Caro "Jorge", sua explicação é deveras consistente e na próxima vez que eu conseguir assistir a qualquer trecho da novela, eu vou levá-la em consideração. Agora, o senhor está se preparando psicologicamente para o fim da novela, que é próximo? Cuidado com o coração, hein.

Blog do Jorge disse...

Como sou um cara precavido (ansioso, dramático e radical também), comecei a sofrer com isso na primeira semana da novela. "De modos que" acho que estou bastante preparado para isso. No fundo, espero ficar sem ver novela "a sério" por um tempo (pelo menos, até a próxima do Gilberto Braga, outro cara que ainda "faz sentido", embora dê algumas escorregadas), para não me decepcionar/irritar, principalmente considerando que a próxima "das nove" é da Glória Perez. Enfim, tal como o restante do público masculino deste nosso país, não terei mais desculpa para ver novela. Claro que isso não me impedirá de fazer um ou outro post a respeito, se souber de algo que renda, hehehehehe... Fiz até um post sobre o temido fim de Avenida Brasil em (pelo menos um jabá por dia): http://www.blogdojorgefernando.com/2012/08/avenida-brasil-nao-tera-fim-atendendo.html

Abraço!

CNC disse...

Eu comecei a ler o seu último comentário e pensei que você não ia perder a ótima oportunidade de divulgar essa notícia que agradou a muitos [ou a todos os] espectadores.

Blog do Jorge disse...

Eu jamais perderia uma oportunidade de enfiar um link em algum comentário.
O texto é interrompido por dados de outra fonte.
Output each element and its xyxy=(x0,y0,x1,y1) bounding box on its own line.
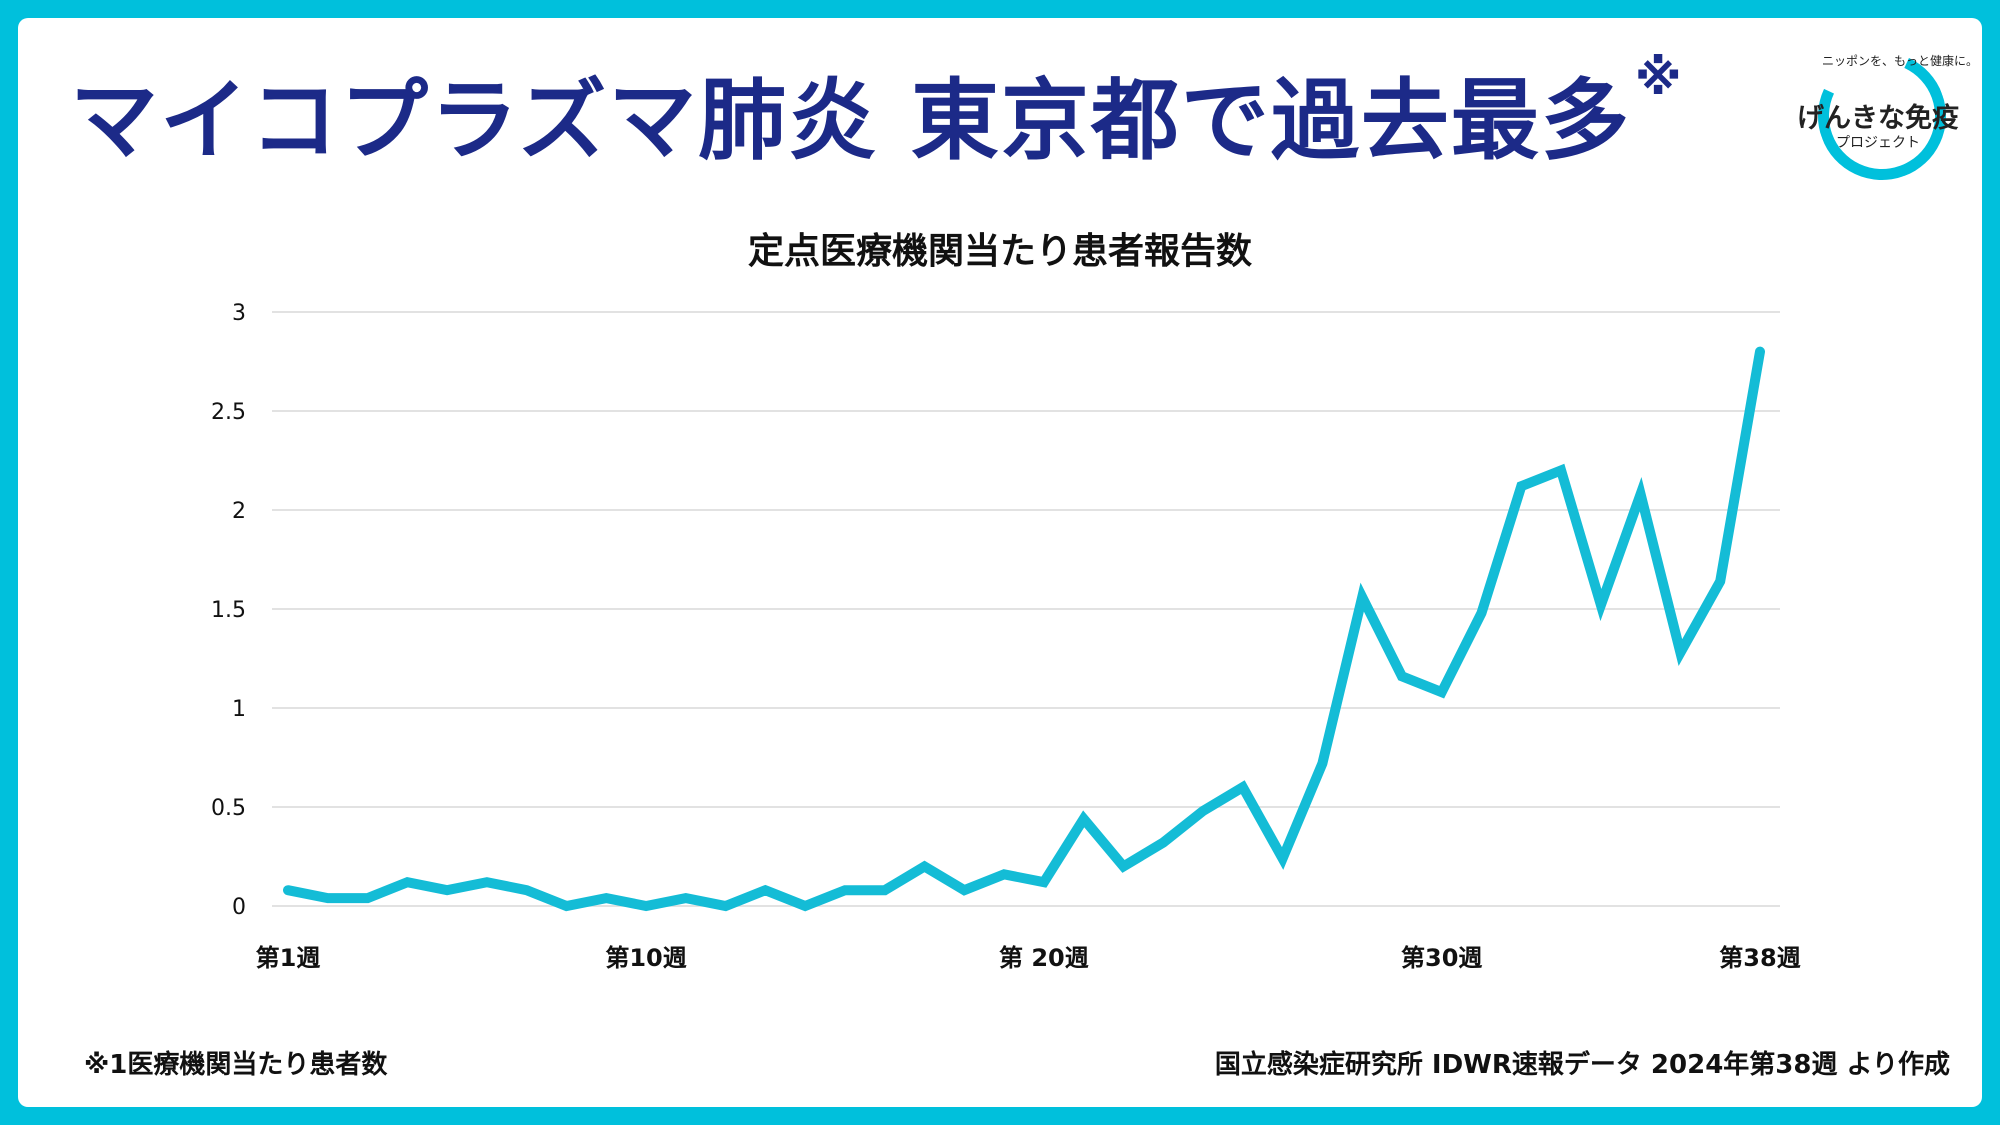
data-point-7 xyxy=(522,885,532,895)
data-point-14 xyxy=(800,901,810,911)
data-point-26 xyxy=(1278,853,1288,863)
y-tick-label-0: 0 xyxy=(232,895,246,920)
data-point-29 xyxy=(1397,671,1407,681)
data-point-16 xyxy=(880,885,890,895)
x-tick-label-2: 第 20週 xyxy=(999,944,1089,972)
data-point-25 xyxy=(1238,782,1248,792)
chart-title: 定点医療機関当たり患者報告数 xyxy=(747,231,1252,272)
logo: ニッポンを、もっと健康に。 げんきな免疫 プロジェクト xyxy=(1788,33,1978,199)
data-point-20 xyxy=(1039,877,1049,887)
footnote: ※1医療機関当たり患者数 xyxy=(84,1050,388,1080)
data-point-31 xyxy=(1477,608,1487,618)
data-point-9 xyxy=(601,893,611,903)
data-point-35 xyxy=(1636,489,1646,499)
data-point-23 xyxy=(1158,838,1168,848)
x-tick-label-3: 第30週 xyxy=(1401,944,1482,972)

Abraço!

CNC disse...

só porque estamos falando de palavrão aqui você já quer enfiar um link no comentário. pobre comentário.

Blog do Jorge disse...

Hahahahahaha... Abraço!

PS: É mesmo muita vontade de comentar ficar a toda hora provando que eu não sou um robô (para o mesmo Blogger que tão bem me conhece).

CNC disse...

se você me manda um abraço, espero que tenha levado o comentário para jantar. ou um cineminha. é o mínimo.